Ignatius Donnelly
Ignatius Donnelly was born on November 3, 1831. He was trained in a law office and became involved in the land boom of the 1850s and in 1857 he moved to Minnesota. He became an antislavery Republican as the Civil War approached and he became lieutenant governor in 1860. Three years later was elected to the US Congress and served there from 1863 to 1869. In 1873 he led the way in forming the Anti-Monopoly Party. With Ignatius Donnelly’s influence, Minnesota’s Anti-Monopoly Party merged with the greenback movement.
Ignatius Donnelly was elected to the state senate three times. Nominated for U.S. Congress in 1878 by both his own party and the Democrats, he lost narrowly to Minneapolis mill owner William D. Washburn. Ignatius Donnelly turned from politics to writing and lecturing and in 1882 he published Atlantis: The Antediluvian World. In 1883 he followed with Ragnarok. The two books earned Ignatius Donnelly the name “the Sage of Nininger.” Ignatius Donnelly argued that Francis Bacon wrote the plays of Shakespeare.

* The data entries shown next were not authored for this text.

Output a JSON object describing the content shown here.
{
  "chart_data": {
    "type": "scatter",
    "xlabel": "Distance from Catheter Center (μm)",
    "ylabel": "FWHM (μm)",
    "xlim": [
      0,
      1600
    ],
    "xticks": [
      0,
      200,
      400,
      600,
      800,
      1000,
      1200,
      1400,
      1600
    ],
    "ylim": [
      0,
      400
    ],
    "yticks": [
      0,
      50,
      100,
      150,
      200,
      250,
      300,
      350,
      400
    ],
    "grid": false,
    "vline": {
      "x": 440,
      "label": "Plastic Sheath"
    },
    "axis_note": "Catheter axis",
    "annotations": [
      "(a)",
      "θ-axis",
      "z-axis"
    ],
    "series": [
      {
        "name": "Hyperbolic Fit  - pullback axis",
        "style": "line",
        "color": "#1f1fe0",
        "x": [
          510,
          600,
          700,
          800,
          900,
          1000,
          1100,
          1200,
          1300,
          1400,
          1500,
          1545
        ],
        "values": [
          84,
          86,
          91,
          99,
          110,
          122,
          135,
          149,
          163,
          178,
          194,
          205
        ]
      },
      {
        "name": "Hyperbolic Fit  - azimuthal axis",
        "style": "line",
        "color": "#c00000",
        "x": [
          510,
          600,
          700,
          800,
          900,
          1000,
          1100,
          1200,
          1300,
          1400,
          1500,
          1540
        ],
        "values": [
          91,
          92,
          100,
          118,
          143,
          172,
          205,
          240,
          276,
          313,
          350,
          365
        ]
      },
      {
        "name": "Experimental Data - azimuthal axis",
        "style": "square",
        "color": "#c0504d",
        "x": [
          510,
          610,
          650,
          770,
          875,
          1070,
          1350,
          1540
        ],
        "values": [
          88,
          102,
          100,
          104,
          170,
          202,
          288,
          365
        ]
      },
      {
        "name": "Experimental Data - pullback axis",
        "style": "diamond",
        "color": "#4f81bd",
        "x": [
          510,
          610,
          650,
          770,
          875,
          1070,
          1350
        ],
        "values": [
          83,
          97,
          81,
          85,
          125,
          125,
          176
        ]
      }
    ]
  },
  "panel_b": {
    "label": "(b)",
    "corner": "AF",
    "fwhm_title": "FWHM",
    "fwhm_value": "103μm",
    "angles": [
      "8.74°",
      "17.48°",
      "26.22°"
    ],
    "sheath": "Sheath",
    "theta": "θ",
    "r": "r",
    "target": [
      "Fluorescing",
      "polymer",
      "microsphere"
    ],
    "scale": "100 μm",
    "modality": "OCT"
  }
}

Ignatius Donnelly’s novel Caesar’s Column (1891) predicted radio, television, and poison gas. It portrays the United States in 1988 ruled by a ruthless financial oligarchy and peopled by an abject working class. It enhanced Donnelly’s reputation with the Populist Party, which represented the discontented farmers of the West and which he helped found in 1892. At the time of his death, he was vice presidential candidate of a splinter party, the Middle Road Populists. Ignatius Donnelly died on January 1, 1901.